In almost every single photographic situation, you are going to have at least two of these types of light in the picture, illuminating different parts of the subject with different qualities and different intensities. (Exceptions would be things like a single light studio setup with steps taken to eliminate all bounce, or shooting someone illuminated by a "stream" of light coming into a totally dark building that provides no reflection of the light whatsoever.) There are almost always a main light and a fill light, whether you are outdoors or not. A subject shot on an overcast day is primarily illuminated by direct diffused light from the clouds – the world's largest softbox. But it is also being illuminated by reflected light from everything around it: ground, sky, buildings, trees, etc. A subject shot in open shade is primarily being lit by reflected sky light. But it is also being lit by that sky light bouncing off of the ground or other nearby objects. A subject shot in hard, direct sun is not only being illuminated by the sun, but by reflected light from the surroundings and the sky. It is just the same in studio, only it is more obvious to the untrained eye; the fact that multiple sources are illuminating the subject is painfully obvious in the studio. But this doesn't mean that the same thing is not going on in nature.
So, the statement that metering the main light is only useful in studio does not make sense. There are multiple sources of illumination, usually of some difference in intensity, in nearly every shot. You just have to realize it even though it is harder to do than in studio.
The other thing is that I have heard it stated that an incident meter averages what the camera sees. But the meter is completely independent of the camera; that is why you are using it and why it is such a great tool! An incident meter averages what it is pointed at, not what the camera sees. There are 180 degrees around its dome; you choose how to best use those 180 degrees depending on the situation.
Don't get me wrong; it does average. But only what it is pointed at; it doesn't have to be used to average main and fill all the time. Do you want to average all the light coming from the main source? Do you want to average all the light coming from a secondary source?
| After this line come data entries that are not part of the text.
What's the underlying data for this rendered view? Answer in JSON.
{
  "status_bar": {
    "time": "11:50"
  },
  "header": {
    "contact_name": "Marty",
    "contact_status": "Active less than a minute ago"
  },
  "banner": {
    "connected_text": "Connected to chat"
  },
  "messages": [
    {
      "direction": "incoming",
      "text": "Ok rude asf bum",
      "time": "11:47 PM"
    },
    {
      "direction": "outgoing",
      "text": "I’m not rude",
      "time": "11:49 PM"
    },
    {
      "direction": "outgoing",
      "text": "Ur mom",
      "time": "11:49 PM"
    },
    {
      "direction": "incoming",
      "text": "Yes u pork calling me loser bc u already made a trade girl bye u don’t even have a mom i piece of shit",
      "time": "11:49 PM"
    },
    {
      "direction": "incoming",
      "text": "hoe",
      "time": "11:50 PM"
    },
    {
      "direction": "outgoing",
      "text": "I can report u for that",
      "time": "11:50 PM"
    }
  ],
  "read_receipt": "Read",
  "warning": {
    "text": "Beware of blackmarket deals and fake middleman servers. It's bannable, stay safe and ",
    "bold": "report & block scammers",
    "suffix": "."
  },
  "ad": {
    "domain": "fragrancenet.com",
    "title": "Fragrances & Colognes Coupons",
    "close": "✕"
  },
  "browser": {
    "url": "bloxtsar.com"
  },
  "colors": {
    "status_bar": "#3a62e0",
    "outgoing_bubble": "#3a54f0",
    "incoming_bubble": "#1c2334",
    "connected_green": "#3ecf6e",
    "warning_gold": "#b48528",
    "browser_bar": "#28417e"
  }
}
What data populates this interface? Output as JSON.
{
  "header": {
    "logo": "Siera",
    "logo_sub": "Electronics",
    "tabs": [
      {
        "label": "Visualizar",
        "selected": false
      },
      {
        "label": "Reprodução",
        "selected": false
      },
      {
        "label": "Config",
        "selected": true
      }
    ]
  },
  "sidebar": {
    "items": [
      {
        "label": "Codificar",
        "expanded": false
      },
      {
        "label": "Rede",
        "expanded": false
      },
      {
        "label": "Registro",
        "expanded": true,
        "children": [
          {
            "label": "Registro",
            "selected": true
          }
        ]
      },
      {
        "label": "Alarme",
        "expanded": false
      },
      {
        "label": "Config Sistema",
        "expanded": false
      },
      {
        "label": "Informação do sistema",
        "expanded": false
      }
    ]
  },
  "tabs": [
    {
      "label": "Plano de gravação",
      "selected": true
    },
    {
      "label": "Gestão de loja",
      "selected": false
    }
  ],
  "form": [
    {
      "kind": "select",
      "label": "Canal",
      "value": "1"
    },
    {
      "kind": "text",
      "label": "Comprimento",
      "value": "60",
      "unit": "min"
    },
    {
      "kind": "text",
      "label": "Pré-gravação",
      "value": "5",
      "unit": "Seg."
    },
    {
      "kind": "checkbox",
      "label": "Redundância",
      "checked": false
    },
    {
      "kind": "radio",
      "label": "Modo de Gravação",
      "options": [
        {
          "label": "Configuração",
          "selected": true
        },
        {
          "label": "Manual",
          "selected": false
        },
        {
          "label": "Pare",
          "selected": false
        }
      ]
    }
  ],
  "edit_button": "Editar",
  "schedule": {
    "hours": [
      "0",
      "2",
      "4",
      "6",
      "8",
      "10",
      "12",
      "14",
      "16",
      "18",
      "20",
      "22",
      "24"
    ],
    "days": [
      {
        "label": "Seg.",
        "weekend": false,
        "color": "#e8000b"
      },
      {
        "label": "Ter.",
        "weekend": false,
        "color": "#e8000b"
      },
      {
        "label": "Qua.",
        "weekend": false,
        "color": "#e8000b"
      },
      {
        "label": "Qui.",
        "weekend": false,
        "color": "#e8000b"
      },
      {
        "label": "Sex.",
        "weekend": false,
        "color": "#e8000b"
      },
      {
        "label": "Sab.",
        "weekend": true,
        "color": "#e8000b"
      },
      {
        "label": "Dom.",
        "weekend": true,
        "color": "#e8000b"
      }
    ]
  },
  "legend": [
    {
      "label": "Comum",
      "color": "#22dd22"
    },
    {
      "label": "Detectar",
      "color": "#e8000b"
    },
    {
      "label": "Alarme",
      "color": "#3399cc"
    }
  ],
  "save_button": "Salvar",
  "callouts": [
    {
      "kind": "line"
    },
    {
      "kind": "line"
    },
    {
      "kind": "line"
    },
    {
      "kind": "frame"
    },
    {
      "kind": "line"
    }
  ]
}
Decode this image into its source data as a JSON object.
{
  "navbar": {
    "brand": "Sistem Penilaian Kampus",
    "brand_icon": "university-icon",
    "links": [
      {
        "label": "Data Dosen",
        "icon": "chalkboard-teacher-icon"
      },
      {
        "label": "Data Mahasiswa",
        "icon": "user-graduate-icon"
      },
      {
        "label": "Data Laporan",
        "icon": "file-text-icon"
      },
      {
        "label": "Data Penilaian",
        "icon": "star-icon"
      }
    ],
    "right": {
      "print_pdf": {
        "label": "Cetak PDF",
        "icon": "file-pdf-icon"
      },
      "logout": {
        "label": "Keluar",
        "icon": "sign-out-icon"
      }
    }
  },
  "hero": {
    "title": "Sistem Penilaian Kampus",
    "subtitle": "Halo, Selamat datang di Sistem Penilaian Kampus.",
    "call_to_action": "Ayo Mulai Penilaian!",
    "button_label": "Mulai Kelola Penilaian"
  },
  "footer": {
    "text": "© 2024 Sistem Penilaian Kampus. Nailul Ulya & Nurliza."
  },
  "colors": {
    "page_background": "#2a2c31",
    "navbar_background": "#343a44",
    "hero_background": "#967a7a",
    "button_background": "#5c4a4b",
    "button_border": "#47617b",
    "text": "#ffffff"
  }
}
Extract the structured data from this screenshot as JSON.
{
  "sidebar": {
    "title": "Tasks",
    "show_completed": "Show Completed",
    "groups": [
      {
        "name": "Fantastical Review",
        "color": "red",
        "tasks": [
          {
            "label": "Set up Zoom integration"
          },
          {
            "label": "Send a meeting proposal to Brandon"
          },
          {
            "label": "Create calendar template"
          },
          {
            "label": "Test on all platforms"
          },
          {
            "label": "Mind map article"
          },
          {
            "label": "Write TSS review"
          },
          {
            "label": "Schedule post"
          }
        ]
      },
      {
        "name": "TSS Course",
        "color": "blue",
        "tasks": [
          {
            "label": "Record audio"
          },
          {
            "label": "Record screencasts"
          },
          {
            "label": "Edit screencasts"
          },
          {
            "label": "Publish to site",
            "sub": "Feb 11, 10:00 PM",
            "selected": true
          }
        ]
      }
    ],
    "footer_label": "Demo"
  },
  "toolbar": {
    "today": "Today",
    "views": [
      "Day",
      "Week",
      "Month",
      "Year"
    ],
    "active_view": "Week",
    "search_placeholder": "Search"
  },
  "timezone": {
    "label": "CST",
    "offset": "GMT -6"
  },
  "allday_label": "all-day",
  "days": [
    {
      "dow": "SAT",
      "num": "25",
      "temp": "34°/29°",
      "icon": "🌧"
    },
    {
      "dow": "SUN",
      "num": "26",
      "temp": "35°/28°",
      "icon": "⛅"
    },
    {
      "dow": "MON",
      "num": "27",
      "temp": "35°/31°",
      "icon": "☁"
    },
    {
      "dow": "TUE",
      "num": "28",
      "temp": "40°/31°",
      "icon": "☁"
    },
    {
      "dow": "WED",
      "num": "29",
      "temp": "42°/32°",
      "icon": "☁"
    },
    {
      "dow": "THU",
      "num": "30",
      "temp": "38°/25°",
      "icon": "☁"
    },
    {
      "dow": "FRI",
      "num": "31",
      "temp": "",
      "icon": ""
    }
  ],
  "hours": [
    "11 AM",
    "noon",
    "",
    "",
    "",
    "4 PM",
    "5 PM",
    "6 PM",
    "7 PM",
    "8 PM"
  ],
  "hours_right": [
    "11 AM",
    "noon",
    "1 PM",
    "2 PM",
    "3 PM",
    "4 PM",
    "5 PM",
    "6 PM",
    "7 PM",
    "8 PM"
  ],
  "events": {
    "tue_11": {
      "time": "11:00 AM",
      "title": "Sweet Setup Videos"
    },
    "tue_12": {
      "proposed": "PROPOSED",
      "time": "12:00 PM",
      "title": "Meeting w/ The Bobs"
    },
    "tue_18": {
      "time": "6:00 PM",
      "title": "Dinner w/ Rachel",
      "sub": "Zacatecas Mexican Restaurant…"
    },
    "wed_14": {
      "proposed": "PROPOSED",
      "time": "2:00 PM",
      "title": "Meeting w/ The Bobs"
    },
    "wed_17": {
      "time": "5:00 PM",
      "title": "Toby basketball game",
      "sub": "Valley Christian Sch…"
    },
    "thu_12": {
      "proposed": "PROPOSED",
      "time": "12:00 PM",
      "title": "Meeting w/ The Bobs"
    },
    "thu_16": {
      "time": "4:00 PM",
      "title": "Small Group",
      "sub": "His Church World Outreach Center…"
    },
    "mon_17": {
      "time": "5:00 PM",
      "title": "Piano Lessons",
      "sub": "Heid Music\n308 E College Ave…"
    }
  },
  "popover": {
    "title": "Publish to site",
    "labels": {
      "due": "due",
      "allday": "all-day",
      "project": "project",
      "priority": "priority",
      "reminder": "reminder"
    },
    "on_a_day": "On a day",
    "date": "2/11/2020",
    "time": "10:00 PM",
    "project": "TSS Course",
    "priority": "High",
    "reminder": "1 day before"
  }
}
Or do you want to split the difference? The answer is that it depends. Incident meters are simply used to measure light falling onto the meter's dome, wherever you choose to point it, not just to meter the light falling on a plane parallel to the film plane. Aside from making sure that what you are metering is visible in the frame (for purposes of practicing common sense) this has nothing to do with that your camera sees.
Not wanting to average the whole picture based on the light falling on a subject plane that runs parallel to the film is part of the reason why we use incident meters. Yet many feel that doing just this is going to benefit them in every situation. It just doesn't make sense to take a tool capable of such precise and creative control and use it in such a loose and broad manner as a matter of course. It kind of negates a lot of the purpose of using the tool in the first place. It's like getting a Toyota Prius and driving it like a maniac just because it won't cost you that much in gas. You get that car to use as little gas as possible, not to cheapen the costs of your aggressive driving. Doing the latter is to waste the capabilities of the car, and to make things worse for yourself.